YouTube Added: 07.05.2012
The mass media is promulgating the notion that the election of Socialist French President Francois Hollande represents some kind of massive sea change and is a direct challenge to the European Union, and yet Hollande’s past and the people he surrounds himself with confirms the fact that he is merely another committed globalist and an enthusiastic supporter of the dictatorial EU’s sovereignty-stripping ethos.
“In the whole of Europe it’s time for change,” Hollande told cheering crowds who gathered to hear his victory speech in Paris early Monday,” reports the L.A. Times.

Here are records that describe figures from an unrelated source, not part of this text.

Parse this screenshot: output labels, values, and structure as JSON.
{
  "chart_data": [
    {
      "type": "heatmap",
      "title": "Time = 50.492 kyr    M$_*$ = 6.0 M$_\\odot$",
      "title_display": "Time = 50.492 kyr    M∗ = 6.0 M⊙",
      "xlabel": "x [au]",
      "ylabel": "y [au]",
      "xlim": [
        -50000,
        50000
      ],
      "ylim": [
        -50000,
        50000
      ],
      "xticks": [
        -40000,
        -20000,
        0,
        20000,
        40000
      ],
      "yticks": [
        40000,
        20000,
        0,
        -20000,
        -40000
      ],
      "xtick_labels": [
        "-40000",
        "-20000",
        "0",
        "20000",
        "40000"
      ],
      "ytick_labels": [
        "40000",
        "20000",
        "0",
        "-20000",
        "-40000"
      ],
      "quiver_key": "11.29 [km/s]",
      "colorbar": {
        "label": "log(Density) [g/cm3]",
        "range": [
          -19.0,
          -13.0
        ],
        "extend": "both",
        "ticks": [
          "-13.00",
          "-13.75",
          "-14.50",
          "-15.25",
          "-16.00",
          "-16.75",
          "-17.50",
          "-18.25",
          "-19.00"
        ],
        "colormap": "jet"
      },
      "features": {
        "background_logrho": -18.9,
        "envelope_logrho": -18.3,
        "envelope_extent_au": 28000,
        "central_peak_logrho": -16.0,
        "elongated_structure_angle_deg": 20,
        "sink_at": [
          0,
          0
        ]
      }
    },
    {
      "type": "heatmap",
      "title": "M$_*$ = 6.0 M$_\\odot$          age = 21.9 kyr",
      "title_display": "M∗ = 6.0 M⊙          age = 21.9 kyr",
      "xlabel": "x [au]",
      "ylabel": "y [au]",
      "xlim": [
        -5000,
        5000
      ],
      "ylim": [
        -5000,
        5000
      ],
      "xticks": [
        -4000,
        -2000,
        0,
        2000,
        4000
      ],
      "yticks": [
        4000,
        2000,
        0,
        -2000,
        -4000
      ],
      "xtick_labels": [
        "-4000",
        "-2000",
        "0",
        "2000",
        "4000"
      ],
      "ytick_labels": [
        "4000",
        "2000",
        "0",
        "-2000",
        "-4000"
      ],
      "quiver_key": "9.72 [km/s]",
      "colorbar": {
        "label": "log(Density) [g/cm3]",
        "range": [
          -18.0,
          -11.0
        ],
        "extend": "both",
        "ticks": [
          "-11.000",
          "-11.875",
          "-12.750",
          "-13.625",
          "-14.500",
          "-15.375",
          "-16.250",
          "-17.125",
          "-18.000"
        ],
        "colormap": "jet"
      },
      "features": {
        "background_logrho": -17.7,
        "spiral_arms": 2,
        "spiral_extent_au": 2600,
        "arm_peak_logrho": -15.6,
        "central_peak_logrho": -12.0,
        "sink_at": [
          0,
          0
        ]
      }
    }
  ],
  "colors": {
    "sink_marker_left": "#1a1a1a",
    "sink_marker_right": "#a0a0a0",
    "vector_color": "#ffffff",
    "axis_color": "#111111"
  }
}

“Observers agree that Mr Hollande’s election represents a sea-change in the governance of the eurozone and the management of the single currency crisis,” reports Sky News.

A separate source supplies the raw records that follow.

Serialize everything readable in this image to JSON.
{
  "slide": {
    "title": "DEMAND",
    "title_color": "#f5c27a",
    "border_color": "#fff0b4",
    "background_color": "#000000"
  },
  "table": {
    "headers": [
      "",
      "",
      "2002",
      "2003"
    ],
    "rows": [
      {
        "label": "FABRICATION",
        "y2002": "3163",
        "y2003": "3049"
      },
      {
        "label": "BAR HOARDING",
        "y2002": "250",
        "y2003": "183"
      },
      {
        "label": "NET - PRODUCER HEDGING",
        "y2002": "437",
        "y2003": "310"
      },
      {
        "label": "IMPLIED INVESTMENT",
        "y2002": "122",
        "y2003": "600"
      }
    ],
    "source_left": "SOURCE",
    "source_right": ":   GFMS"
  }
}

However, any suggestion that Hollande’s defeat of Nicolas Sarkozy represents some kind of major challenge to the European Union and its efforts, in close coordination with the IMF and Goldman Sachs, to exploit the debt crisis for its own political ends, is clearly wide of the mark.
Hollande is merely another creature of the establishment and an enthusiastic pro-European superstate globalist. He supported the 1992 Maastricht Treaty, the document which outlined the introduction of the euro single currency and was itself based on a 1955 Bilderberg blueprint. Hollande also supported the European Constitution in a 2005 referendum despite most of his socialist allies voting against it.
Hollande is the former spokesman for ex-French President Lionel Jospin, another committed globalist who attended the Bilderberg Group meeting in 1996.
He is also a former aide to the last Socialist President in France, Francois Mitterand, a 33rd degree Freemason who commissioned the pyramid at the Louvre to be made out of 666 glass panels — another down to earth “man of the people”. Alongside German Chancellor and Bohemian Grove attendee Helmut Kohl, Mitterand fathered the Maastricht Treaty. According to Bilderberg sleuth Daniel Estulin, Bilderberg were largely responsible for Mitterand’s presidential victory in in 1981.